With respect to the alleged partial liquidation in 1937, it should be noted that petitioner neither intended to nor did in fact contract its business so as to be able to operate with reduced capital. Petitioner's business was increasing. Its sales were one-third greater than in the preceding year; its inventories increased from $262,866.56, as of December 31, 1936, to $379,385.21, as of December 31, 1937. During 1937, petitioner made additions to its plant and equipment in the amount of $75,025.21, which was the largest investment it *49 had made to enlarge its plant. In 1939 it had expended $33,728.25 for additions to plant and equipment. Petitioner was, in fact, in a period of expansion. The alleged reduction of capital was not bona fide.
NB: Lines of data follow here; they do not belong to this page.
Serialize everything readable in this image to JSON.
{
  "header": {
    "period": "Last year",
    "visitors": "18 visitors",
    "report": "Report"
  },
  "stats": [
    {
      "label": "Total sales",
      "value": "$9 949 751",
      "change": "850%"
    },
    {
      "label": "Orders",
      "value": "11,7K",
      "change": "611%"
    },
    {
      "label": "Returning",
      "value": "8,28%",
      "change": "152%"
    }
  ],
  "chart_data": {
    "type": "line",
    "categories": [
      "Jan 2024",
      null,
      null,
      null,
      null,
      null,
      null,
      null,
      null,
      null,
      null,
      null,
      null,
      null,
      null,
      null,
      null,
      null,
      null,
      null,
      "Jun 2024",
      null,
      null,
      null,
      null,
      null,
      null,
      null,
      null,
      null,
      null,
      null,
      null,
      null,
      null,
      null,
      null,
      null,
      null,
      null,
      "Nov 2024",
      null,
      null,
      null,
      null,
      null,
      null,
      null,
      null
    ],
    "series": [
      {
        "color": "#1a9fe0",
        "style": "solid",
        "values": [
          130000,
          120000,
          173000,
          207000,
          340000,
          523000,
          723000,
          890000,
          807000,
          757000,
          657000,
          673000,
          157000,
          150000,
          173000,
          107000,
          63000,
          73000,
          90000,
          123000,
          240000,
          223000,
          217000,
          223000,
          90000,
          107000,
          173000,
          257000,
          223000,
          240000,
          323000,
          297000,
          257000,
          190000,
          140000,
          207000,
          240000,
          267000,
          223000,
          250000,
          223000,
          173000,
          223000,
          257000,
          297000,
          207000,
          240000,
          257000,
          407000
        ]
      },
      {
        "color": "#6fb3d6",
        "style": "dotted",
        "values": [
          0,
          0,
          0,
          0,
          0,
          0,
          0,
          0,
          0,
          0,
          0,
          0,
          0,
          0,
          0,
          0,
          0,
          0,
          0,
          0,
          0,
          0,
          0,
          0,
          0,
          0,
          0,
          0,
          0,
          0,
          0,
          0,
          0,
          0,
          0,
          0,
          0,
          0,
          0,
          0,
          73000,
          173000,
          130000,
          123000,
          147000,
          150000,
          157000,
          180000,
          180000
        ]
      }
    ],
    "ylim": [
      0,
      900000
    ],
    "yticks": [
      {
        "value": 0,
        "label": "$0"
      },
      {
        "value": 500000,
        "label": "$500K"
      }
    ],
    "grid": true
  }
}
Petitioner did not release $176,000 of capital upon the surrender of the preferred stock in 1937. Furthermore, it is clear that petitioner actually needed all of its working capital in 1937.
Upon consideration of all of the evidence it is held that the transaction in February 1937 did not create a debtor-creditor relation between petitioner and its stockholders, and the alleged payments of interest in the taxable years on the so-called indebtedness of $176,000 were not interest. It is held, further, that the payments in question constituted dividends. Respondent's determination under this issue is sustained.
Petitioner filed an amendment to its petition and claimed that it overstated its income for the fiscal year ended in 1940 by the amount of $10,000. Respondent did not file an answer to the amendment. He stated at the hearing that it was not necessary. In the notice of deficiency it appears that respondent excluded $10,000 from taxable income. There is no issue before *50 us on this point. Perhaps petitioner's reason for covering this item in an amendment to the petition constitutes a way of asserting that it has overpaid tax for the year ending in 1940. Whatever the result may be, in view of our conclusion on the issues presented, will be made clear in a recomputation of petitioner's tax liability under Rule 50.
Decision will be entered under Rule 50.